YOU might not mind spontaneity…maybe you even thrive on it, but someone else feels insecure without a plan.
YOU might be able to shrug off hateful words and actions directed at you personally, or some group you’re a member of, but someone else might take them to heart, and that doesn’t make them ‘wrong.’ (Unless they are offended or frightened by someone else simply existing in their involuntary form in the same world/workplace/school/restaurant/public bathroom as them.) It doesn’t make them a damaged person. It only makes them different from you.
For example, as a man, maybe you’d actually *enjoy* getting catcalled. Maybe it would make your day to hear strange women comment on your appearance or body as you walked down the street. But that doesn’t make catcalling women you don’t know ok, because it’s ‘how you’d want to be treated.’ You have to put yourself into that woman’s perspective, which you can’t do effectively until you know her. And you should know her fairly well to get there, too, which requires earning her trust, actively listening to what she shares with you, and accepting her experiences and feelings as valid. It’s an involved process, and you’ll never earn her trust (step 1) by catcalling her…the best you can hope for is earning her attention.
Advanced Empathy takes more skill and work in practice than Elementary Empathy. If you find it too difficult to make that amount of effort to know another person, you should default to The Golden Rule principle, but instead of assuming that something won’t hurt or scare a person because it wouldn’t hurt or scare YOU, you should stick with those ‘do’s’ that are nearly universally appealing…
Kindness…discretion…consideration…generosity.

And the other main flaw in The Golden Rule that I’ve always seen is that it doesn’t acknowledge that empathy is a two way street. Empathy in human relationships is reflexive, symmetric, and transitive (just like math), and The Golden Rule doesn’t reflect that (and it should).
A quick, simple mathematical property lesson…
The reflexive property means that a value equals itself (most everyone understands this…this is kind of what The Golden Rule does include), basically a=a. Give others the treatment (a) that you would want (a).
The symmetric property says that if two things are equal to each other in one way, they are also equal to each other in the opposite way, basically a=b, therefore b=a. I look at human relationships and empathy this way too. If I treat you this way, you should treat me this way. If you treat me this way, I will treat you this way too. I know it sounds really ‘an eye for an eye,’ which I don’t believe in personally, particularly not literally, but I’d be lying if I said I didn’t treat people symmetrically. I expect people to treat me with the same respect and kindness and courtesy I give them, and I always try my best, at least at the beginning of a relationship, to treat everyone this way. However, when it becomes apparent to me that I’m being treated with disrespect and unkindness and callousness, I’ll return that treatment, because…I’m an optimist. And I assume the best in people. So I assume everyone knows The Golden Rule. So if they are treating me poorly, they must want me to treat them similarly.
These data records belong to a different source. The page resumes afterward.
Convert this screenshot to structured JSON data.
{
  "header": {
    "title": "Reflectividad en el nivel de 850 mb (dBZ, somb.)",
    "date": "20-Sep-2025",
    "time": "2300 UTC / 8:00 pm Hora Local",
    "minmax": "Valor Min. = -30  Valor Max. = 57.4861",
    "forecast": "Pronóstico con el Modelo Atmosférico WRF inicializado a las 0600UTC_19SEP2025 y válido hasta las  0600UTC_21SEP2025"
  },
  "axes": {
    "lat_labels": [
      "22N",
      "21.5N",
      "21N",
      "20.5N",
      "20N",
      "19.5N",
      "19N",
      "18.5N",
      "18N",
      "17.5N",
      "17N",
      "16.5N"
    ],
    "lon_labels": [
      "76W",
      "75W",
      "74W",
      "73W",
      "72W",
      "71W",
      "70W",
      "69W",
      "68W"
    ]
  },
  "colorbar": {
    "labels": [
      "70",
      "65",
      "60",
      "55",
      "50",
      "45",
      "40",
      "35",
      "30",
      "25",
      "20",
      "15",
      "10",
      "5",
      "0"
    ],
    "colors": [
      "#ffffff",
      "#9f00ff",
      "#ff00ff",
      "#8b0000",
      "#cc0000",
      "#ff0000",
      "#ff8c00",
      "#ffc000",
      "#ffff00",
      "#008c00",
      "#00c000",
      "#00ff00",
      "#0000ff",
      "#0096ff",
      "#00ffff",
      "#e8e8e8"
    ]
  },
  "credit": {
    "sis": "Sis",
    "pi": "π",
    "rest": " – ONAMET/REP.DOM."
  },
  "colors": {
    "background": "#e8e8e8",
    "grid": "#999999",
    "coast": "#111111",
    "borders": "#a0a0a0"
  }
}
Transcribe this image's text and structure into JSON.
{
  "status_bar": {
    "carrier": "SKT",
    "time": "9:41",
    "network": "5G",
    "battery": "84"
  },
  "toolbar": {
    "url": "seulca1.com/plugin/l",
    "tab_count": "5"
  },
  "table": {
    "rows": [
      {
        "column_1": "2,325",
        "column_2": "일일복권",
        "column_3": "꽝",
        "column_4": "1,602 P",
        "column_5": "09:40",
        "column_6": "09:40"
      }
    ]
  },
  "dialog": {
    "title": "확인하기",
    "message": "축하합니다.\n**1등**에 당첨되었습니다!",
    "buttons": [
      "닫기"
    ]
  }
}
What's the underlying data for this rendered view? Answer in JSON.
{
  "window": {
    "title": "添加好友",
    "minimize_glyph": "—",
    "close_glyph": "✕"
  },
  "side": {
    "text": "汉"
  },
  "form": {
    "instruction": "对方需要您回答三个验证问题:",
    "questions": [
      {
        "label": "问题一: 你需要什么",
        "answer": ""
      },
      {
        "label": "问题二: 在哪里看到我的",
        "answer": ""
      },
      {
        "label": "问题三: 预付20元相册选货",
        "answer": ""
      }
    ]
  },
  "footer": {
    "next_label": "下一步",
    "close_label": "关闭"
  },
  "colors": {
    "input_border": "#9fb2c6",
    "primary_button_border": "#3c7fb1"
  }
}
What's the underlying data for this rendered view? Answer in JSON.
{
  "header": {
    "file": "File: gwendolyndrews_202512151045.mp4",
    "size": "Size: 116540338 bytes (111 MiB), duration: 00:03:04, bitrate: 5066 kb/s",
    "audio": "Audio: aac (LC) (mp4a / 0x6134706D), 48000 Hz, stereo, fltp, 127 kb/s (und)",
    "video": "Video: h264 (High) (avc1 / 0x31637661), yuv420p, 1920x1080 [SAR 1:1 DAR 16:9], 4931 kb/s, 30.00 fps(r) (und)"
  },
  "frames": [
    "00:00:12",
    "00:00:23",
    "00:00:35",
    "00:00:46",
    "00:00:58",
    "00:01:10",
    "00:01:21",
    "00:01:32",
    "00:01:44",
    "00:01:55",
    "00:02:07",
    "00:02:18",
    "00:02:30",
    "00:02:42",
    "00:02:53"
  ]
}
quote-my-optimism-wears-heavy-boots-and-is-loud-henry-rollins-24-97-51
And finally, the transitive property…
If a=b and b=c, then a=c.
If I am equal to all other people, and a person treats someone else with unkindness and disrespect, then it can be assumed they would also treat me with unkindness and disrespect given the opportunity. Which leads me to conclude they want me to treat them the way they treat others.

I think a more complete set of rules for human relationship behavior would be something like this:

Treat others the way you’d want to be treated.
Treat others you know the way THEY want to be treated.
Others are equal to you and deserve equal treatment to you.
And finally…if you treat others poorly…don’t be surprised if you receive some less than ideal treatment in return. It’s unfair to expect understanding and patience and trust and kindness from people if you aren’t offering those things to others.

Because human relationship behavior is reflexive, symmetric, and transitive. And I think The Golden Rule is too. At least the way I interpret it.